И в конце лета, и в самый разгар осенних ливней ежедневно можно было видеть, как глубокой ночью катит по горной дороге страшный кортеж трамваев без пассажиров и побрякивает, позвякивает себе над морем. В конце концов жители пронюхали, в чем тут дело. И несмотря на то что патрули запрещали приближаться к карнизу, отдельным группам лиц все же удавалось, и удавалось часто, пробраться по скалам, о которые бились волны, и бросить цветы в прицепной вагон проходившего мимо трамвая. Тогда летними ночами до нас докатывалось лязганье трамвайных вагонов, груженных трупами и цветами.
А к утру, во всяком случае в первое время, густой тошнотворный дым окутывал восточные кварталы города. По единодушному утверждению врачей, эти испарения, пусть даже весьма неприятные, не приносили никакого вреда. Но обитатели этих кварталов немедленно объявили, что покидают насиженные места, так как верили, будто чума валится на них с неба; пришлось поэтому воздвигнуть сложную систему дымоуловителей, и люди тогда успокоились. Только в дни шквальных ветров зловонная волна, идущая с востока, напоминала нам, что теперь все мы живем при новом порядке и что пламя чумы ежевечерне требует своей дани.

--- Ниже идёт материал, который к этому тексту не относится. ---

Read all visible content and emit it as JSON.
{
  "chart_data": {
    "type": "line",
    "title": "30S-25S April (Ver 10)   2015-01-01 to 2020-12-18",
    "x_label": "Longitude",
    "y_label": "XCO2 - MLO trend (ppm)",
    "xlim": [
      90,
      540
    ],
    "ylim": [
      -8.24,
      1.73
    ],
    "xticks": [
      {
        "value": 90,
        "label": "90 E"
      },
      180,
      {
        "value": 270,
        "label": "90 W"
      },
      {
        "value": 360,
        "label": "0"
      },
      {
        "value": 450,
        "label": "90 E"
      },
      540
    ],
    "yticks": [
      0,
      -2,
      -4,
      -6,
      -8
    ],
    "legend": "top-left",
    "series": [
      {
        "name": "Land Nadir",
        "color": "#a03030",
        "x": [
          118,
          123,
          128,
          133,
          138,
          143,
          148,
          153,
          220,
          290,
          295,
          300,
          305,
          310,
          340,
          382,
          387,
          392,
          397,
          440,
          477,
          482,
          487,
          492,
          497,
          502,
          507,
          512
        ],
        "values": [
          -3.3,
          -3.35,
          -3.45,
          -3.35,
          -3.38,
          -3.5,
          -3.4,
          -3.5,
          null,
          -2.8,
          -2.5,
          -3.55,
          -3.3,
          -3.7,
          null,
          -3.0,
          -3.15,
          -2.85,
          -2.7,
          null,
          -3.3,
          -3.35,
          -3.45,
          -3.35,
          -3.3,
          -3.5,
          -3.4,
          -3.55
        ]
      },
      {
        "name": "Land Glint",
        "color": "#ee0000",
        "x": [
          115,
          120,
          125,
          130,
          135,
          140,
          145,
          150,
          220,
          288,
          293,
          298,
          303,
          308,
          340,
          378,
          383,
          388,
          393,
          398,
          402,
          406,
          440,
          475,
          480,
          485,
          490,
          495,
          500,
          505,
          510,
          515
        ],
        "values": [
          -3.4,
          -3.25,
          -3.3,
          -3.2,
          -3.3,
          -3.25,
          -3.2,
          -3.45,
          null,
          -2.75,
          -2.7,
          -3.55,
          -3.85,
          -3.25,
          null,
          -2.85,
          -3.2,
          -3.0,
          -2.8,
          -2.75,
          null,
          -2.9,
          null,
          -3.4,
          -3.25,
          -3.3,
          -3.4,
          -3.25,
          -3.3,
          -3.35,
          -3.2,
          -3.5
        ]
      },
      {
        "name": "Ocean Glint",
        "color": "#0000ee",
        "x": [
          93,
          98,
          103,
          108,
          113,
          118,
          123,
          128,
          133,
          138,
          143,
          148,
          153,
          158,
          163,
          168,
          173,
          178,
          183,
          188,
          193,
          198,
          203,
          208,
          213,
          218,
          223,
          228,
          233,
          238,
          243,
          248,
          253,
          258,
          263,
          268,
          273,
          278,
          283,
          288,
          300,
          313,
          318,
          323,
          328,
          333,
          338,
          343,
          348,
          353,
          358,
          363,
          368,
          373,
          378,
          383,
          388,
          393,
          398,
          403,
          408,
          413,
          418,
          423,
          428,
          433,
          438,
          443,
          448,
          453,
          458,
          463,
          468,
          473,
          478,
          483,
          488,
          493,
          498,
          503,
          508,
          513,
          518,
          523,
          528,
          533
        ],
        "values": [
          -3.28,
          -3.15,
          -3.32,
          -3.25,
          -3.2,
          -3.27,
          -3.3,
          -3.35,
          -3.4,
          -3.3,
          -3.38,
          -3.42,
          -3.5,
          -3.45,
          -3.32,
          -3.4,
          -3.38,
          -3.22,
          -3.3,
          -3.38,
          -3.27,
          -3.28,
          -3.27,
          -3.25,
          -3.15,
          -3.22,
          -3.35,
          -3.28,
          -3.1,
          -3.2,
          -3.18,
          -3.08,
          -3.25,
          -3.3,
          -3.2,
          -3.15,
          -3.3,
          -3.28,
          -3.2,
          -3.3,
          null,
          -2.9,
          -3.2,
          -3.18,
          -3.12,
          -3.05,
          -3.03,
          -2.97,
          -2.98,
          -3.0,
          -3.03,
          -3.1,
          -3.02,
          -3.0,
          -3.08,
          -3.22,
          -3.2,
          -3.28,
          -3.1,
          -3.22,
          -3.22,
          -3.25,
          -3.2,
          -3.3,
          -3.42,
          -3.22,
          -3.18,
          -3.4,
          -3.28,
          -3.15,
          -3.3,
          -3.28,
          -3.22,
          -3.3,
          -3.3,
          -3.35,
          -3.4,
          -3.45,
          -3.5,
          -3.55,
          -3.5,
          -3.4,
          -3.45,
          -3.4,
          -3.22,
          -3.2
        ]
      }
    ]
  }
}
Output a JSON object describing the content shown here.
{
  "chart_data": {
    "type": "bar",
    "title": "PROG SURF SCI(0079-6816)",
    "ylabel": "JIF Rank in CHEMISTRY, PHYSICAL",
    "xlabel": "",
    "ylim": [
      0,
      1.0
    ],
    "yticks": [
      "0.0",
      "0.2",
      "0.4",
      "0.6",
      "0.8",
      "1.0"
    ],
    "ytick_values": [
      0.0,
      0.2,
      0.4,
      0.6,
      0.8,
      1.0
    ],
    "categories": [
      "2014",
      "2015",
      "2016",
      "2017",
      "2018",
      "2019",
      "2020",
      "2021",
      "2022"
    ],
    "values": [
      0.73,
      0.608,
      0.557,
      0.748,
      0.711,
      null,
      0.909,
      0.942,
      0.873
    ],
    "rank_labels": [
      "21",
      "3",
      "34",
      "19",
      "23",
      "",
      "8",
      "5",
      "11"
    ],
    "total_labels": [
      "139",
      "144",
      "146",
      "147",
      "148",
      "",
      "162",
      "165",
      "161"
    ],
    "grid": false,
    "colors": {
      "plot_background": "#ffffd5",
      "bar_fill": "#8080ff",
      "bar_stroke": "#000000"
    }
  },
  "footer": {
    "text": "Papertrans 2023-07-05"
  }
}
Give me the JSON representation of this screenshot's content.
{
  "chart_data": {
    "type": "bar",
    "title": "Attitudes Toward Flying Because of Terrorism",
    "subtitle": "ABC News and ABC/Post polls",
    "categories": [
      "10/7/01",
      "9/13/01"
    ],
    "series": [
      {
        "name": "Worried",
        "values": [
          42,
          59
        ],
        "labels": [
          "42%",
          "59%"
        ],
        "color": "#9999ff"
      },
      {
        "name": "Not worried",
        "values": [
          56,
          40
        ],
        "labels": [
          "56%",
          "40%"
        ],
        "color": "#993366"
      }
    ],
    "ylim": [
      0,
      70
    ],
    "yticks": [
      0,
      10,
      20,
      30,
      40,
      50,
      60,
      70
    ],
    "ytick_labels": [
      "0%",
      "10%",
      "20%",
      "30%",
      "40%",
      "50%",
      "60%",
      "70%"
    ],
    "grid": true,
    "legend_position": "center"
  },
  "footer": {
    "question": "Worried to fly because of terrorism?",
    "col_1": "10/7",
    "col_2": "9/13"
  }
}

Таковы были последствия чумы в ее апогее. Но к счастью, эпидемия стабилизовалась, ибо, надо думать, фантазия отцов города, изобретательность префектуры, издающей приказы, и даже пропускная способность печи уже истощились. Риэ слышал, что выдвигаются еще новые проекты, продиктованные отчаянием, например кто-то предложил бросать трупы в море, и воображение доктора без труда нарисовало страшную пену, вскипавшую на синих водах. Знал он также, что, если число смертных случаев будет расти, любая, даже самая безупречная организация окажется бессильной, люди станут умирать кучно, а трупы вопреки всем ухищрениям префектуры будут разлагаться прямо на улицах, и город увидит еще, как на площадях и бульварах умирающие будут цепляться за живых, движимые вполне объяснимой ненавистью и глупейшей надеждой.
Во всяком случае, вот эта-то очевидность или опасения поддерживали в наших согражданах ощущение изгнания и отъединения. С этой точки зрения очень прискорбно — и рассказчик сам прекрасно это понимает, — что ему не удалось украсить свою хронику достаточно эффектными страницами, например нарисовать вселяющий бодрость образ героя или какой-нибудь из ряда вон выходящий поступок, вроде тех, что встречаются в старинных хрониках. Ибо нет ничего менее эффектного, чем картина бедствия, и самые великие беды монотонны именно в силу своей протяженности. В памяти тех, кто пережил страшные дни чумы, они остались не в образе грозного и беспощадного пожара, а скорее уж как нескончаемое топтание на месте, все подминающее под себя.